Health care providers often don't have enough information on
which treatments work best and are most cost-effective.
Health care treatment patterns vary widely without detectable
effects on health status.
Some insurers now compete to insure the healthy and avoid the
sick by determining "insurability profiles". They should
compete on quality, value, and service.
The average doctor's office spends 80 hours a month pushing
paper. Nurses often have to fill out as many as 19 forms to
account for one person's hospital stay. This is time that could
be better spent caring for patients.
Insurance company red tape has created a nightmare for
providers -- with mountains of forms and numerous levels of
review that wastes money and does nothing to improve the quality
of care.
We have the best doctors who can provide the most advanced
treatments in the world. Yet people often can't get treated
when they need care.
Our medical malpractice system does little to promote quality.

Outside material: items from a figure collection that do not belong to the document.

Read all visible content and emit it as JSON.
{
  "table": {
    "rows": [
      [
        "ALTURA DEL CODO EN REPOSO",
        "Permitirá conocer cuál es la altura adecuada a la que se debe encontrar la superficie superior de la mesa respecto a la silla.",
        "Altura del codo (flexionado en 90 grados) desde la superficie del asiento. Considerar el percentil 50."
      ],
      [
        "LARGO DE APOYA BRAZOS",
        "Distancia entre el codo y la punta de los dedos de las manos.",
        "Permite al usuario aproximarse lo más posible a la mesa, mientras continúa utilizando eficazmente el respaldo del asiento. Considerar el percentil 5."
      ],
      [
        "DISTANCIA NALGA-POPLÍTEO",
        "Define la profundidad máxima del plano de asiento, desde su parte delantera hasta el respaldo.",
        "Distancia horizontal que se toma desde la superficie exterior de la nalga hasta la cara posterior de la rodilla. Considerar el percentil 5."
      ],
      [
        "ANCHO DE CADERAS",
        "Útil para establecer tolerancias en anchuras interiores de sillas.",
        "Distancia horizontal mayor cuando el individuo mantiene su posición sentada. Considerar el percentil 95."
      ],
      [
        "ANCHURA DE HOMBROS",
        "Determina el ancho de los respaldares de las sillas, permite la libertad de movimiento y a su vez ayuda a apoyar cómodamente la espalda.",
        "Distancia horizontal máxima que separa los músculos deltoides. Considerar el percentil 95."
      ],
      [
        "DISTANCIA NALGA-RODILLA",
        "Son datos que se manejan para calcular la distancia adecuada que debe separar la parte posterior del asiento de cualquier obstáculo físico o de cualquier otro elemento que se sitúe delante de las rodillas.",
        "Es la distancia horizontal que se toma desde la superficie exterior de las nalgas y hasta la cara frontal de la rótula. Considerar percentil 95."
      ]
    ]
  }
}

Fear of litigation forces providers to practice defensive
medicine -- ordering inappropriate tests and procedures to
protect against lawsuits. Truly negligent providers often are
not disciplined, and many victims of real malpractice are not
compensated for their injuries.
GROWING COMPLEXITY
Purchasing insurance can be overwhelming for consumers. With
different levels of benefits, co-payments, deductibles and a
variety of limitations, trying to compare policies is confusing
and objective information on quality and service is hard for
consumers to find. As a result, consumers are vulnerable to
unfair and abusive practices.
Insurers have responded to rising health costs by imposing
restriction on what doctors and hospitals do. A system that was
complicated to begin with has become incomprehensible, even to
experts. Each health insurance plan includes different
exclusions and limitations. Even the terms used in health
policies do not have standard definitions.
Small business owners -- who cannot afford big benefits
departments -- have to spend time and money working through the
insurance maze. For firms with fewer than five workers, 40
percent of health care premiums go to pay administrative
expenses.
Administrative costs add to the cost of each hospital stay
with the number of health care administrators increasing four
times faster than the number of doctors.
Health claim forms and the related paperwork are confusing for
consumers, and time-consuming to fill out.
DECLINING CHOICES
Insurance coverage for most Americans is not a matter of
choice at all. In most cases, they are limited to whatever
policy their employer offers. Only 29% of companies with fewer
than 500 employees offer any choice of plans.
With a growing number of insurers using exclusions for
pre-existing conditions, arbitrary cancellations and hidden
benefit limitations, consumers have few choices for affordable
policies that provide real protection.